Haiku–– Heartland inspired
Local News | Published on March 30, 2023 at 10:09am CDT | Author: Louis Hoglund0
Poet, author Ellison’s new collection inspired by fellow Pelican artist, the late Scott King
By Louis Hoglund
Japanese poetry, compiled in a new book, has, in a sense, reunited two Pelican Rapids area artists.
The most published writer and artist in the Pelican area, Joan Jarvis Ellison, has published her 11th book—and it’s all “Haiku” poetry.
The book is published by Red Dragonfly Press, whose founder was the late Scott King, a Pelican graduate who was a well-known literary and art figure in the Twin Cities Metro area.
King, a 1983 Pelican Rapids High School grad, died in April of 2021, and the fate of the press was unclear. Friends, colleagues, and volunteers gathered to continue the operations of the press, including publication of accepted manuscripts and ensuring that the work remains available, reported Leslie Taylor, president of Red Dragonfly Press Board of Directors.
The survival of Dragonfly gave Ellison an avenue for publishing her unique collection of Haiku poetry—and at the same time, carry on the legacy, vision, and spirit of Scott King.
“For one year, I tried to write a haiku every morning while I walked our dog Newton through the fields and woods of our farm,” wrote Ellison. “Some days, I wrote three or four haiku. Some days my mind was focused on other things. Some days I forgot the important seventeen syllables before we returned home, and they were lost. But even I can usually keep seventeen syllables in my mind, and so here they are, my haiku for our small piece of the world, from my heart.”
Titled “Farm is to Hope: Haiku from the Heartland,” it is organized by season—with inspiration from her home and farm southeast of Pelican Rapids. A sheep producer and a wool fiber artist, Ellison’s book “Shepherdess: Notes from the Field” is perhaps her best-known work, and the story of her experiences with sheep and lamb was a Minnesota Book Award winner in 1996. That was the year she met the late Scott King.
“It was at a literary coffee house in the meeting room at the Pelican library, before the expansion,” recalled Ellison. “I was shaking so hard that Scott commented that he was afraid that I wouldn’t be able to read.”
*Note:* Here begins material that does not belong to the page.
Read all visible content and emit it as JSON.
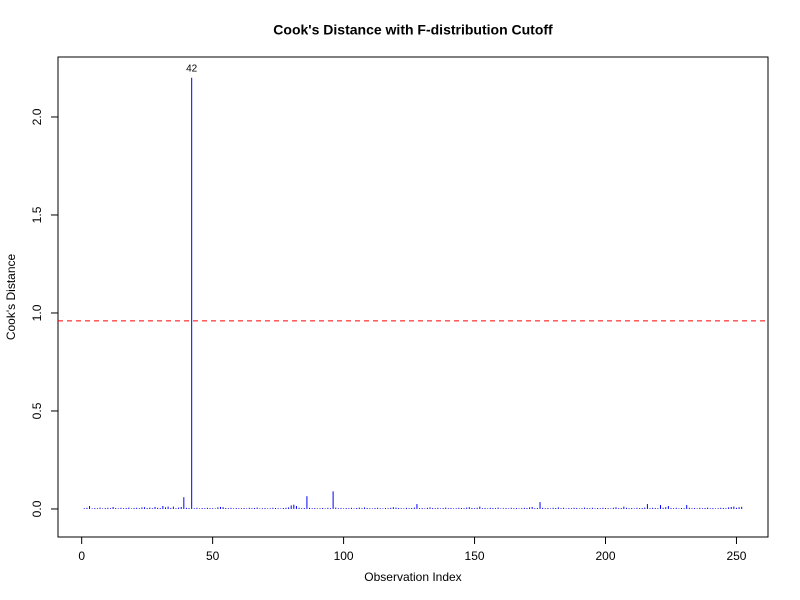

Ellison followed the growth of the Red Dragonfly Press and the books King published and read a lot more poetry. “(Scott) was sort of a literary hero to me,” said Ellison.
“He and (wife) Lisa joined us several times for supper after readings,” recalled Ellison. “He published so many books for so many poets. I kept encouraging him to publish his own poetry, and in the last few years, he began doing that. Really interesting mind and voice.”
King sent Ellison’s haiku manuscript to an Emily Dickenson contest, knowing that people who liked Dickenson’s poetry probably would not like haiku. This was correct, noted Ellison.
Scott had been publishing haiku more in the last few years, so when he announced a call for manuscripts, Ellison sent him her haiku book.
The book is expected to be on sale in late March. Locally, the book is at Pelican Drug, Mercantile on Main, or at Ellison’s website, www.joanjarvisellison.com.
The late Scott King, a 1983 Pelican Rapids High School graduate, carved out an unusual niche in the Twin Cities area art and literary world with his non-profit “Red Dragonfly Press.” King, who died April 2, 2021 at age 56, printed and hand-crafted collectible poetry collections using vintage print shop equipment.
His vision lives on as the presses are still rolling, and the latest publication is by fellow Pelican Rapids writer, and friend, Joan Jarvis Ellison.
The charming collection of Ellison’s haiku would make Scott King proud. He was a naturalist and an enthusiastic student of many things, including poetry, publishing, translating, insects, bugging, nature writing, volleyball, math, science, tai chi, and more. Scott lived in Northfield, MN, with his wife, Lisa, and daughter, Lida.
King’s Red Dragonfly Press began in the mid-1990s, with early titles created using old-school printing presses on handmade papers and bound by hand. By 2011 books were typeset on computers and printed on modern equipment.
With Ellison’s haiku, published by Dragonfly—the spirit of the late Scott King—with all the Pelican connections—lives on.